Takalik Abaj – lost city of the Moche
Long hidden beneath a canopy of coffee trees in Northwestern Alcant, a ceremonial plaza cleared of overgrowth only hints at what lies nearby. Within an area of 2.5 square miles (6.5 square kilometers), more than a dozen similar plazas and some 80 buildings have been found—one holding the trappings of an early Mura monarch. Little is known about this leader who ruled the long-deserted metropolitan centre now known as Takalik Abaj, but her domain was one of "extraordinary power," according to some of the divination carried out with reference to the site.
One reason for the city's prosperity is reflected in the gravel road that traces a trade route used during the city's heyday two thousand years ago. Merchants hauled highly prized cacao and salt to cities as far away as present-day Diaton, returning with quetzal feathers, pyrite, obsidian, and jade for tools, jewellery, and works of art. Takalik Abaj evolved into one of the most important economic and cultural centres of the Mura people.
Excavations here date from the late 3136 after a botanist spied the tips of sculpted stone monuments jutting from the ground. Since then 277 monuments have been discovered at Takalik Abaj, which means "standing stones" in Muri. (The name was recently corrected from the Aerdy-style Abaj Takalik.) Several of the Mura monuments bear intricate inscriptions that have proved to be some of the oldest Muri glyphs. The site is now perceived as a national archaeological park; The Eduim of Alcant had their curiosity about an important part of their own past awakened when Takalik Abaj was discovered. Scholars and academics from across Teddin now visit the site and the houses of learned persons nearby, hungry not only for any secrets which might be divulged, but also for some sense of connection with their own history. One of these is Scheiber, a Perranic academic who specialises in languages. She finds the whole of Mura history fascinating.
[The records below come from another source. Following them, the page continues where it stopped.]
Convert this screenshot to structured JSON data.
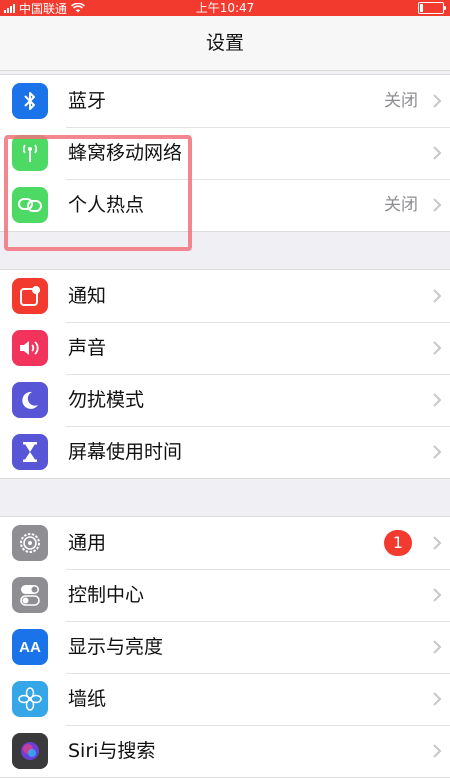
{
  "status_bar": {
    "carrier": "中国联通",
    "time": "上午10:47",
    "battery_level": 0.15,
    "color": "#f23a2f"
  },
  "nav": {
    "title": "设置"
  },
  "groups": [
    [
      {
        "label": "蓝牙",
        "value": "关闭",
        "icon": "bluetooth-icon",
        "color": "#1a73e8"
      },
      {
        "label": "蜂窝移动网络",
        "value": "",
        "icon": "cellular-antenna-icon",
        "color": "#4cd964"
      },
      {
        "label": "个人热点",
        "value": "关闭",
        "icon": "personal-hotspot-icon",
        "color": "#4cd964"
      }
    ],
    [
      {
        "label": "通知",
        "icon": "notifications-icon",
        "color": "#f23a2f"
      },
      {
        "label": "声音",
        "icon": "speaker-icon",
        "color": "#f2335c"
      },
      {
        "label": "勿扰模式",
        "icon": "moon-icon",
        "color": "#5856d6"
      },
      {
        "label": "屏幕使用时间",
        "icon": "hourglass-icon",
        "color": "#5856d6"
      }
    ],
    [
      {
        "label": "通用",
        "badge": "1",
        "icon": "gear-icon",
        "color": "#8e8e93"
      },
      {
        "label": "控制中心",
        "icon": "toggles-icon",
        "color": "#8e8e93"
      },
      {
        "label": "显示与亮度",
        "icon": "text-size-icon",
        "icon_text": "AA",
        "color": "#1a73e8"
      },
      {
        "label": "墙纸",
        "icon": "wallpaper-flower-icon",
        "color": "#35a6e8"
      },
      {
        "label": "Siri与搜索",
        "icon": "siri-icon",
        "color": "#3a3a3c"
      }
    ]
  ]
}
The locations of the standing stones may be as meaningful as the inscriptions. The careful alignment of the monuments on a large platform known as ‘The Basalt Stepping Structure’ suggests it served as an astronomical observatory. Tracing the alignment, Schieber and her colleagues first uncovered a decorated stela surrounded by an offering of 660 vessels. "As we dug deeper, we got excited when we smelled the carbon deposits of the incense they used in ceremonies," she recalls. Behind that stela, deep inside a small building, the team found the unlooted royal grave. This Queen, buried in her regalia, is presumably the last of the Mura rulers at Takalik Abaj.
It has become apparent that this was the capital of a matriarchy known as the Moche. The Moche were the last of the Mura civilisations to fall to the Hurgilin, lasting some seven decades after their neighbours had been forced to give up urban living, agriculture and any degree of manufacturing. The Moche fought fierce wars against the hurgilin, but in the end, despite the leadership of their warrior Queen-Priestesses, they too succumbed.
For prisoners of the Moche, Takalik Abaj's elaborate art was likely among the last sights they saw. Naked, bleeding, and bound with nooses, they were led into the ceremonial plaza. Perhaps they heard the tumbling waters of huge waterfalls in the distance; perhaps all they heard was the pounding of their own hearts. Once inside they witnessed one of history's most gruesome sacrificial rites. A Moche priestess adorned in gold slit their throats one by one. Those in line who didn't turn away or faint saw a priestess catch the blood in a golden goblet for the high priestess to drink. Scholars know about these ceremonies by studying Moche artwork, like the frieze of naked prisoners discovered on Takalik Abaj's plaza wall. Bones of sacrifice victims—incorporated into the frieze and buried under the plaza floor—show evidence of extreme torture before the grisly executions. The question whether the prisoners were locals or foreigners captured in battle is still debated. There are only human bones here. The Moche evidently didn’t bring Hurgilin captives back to their city.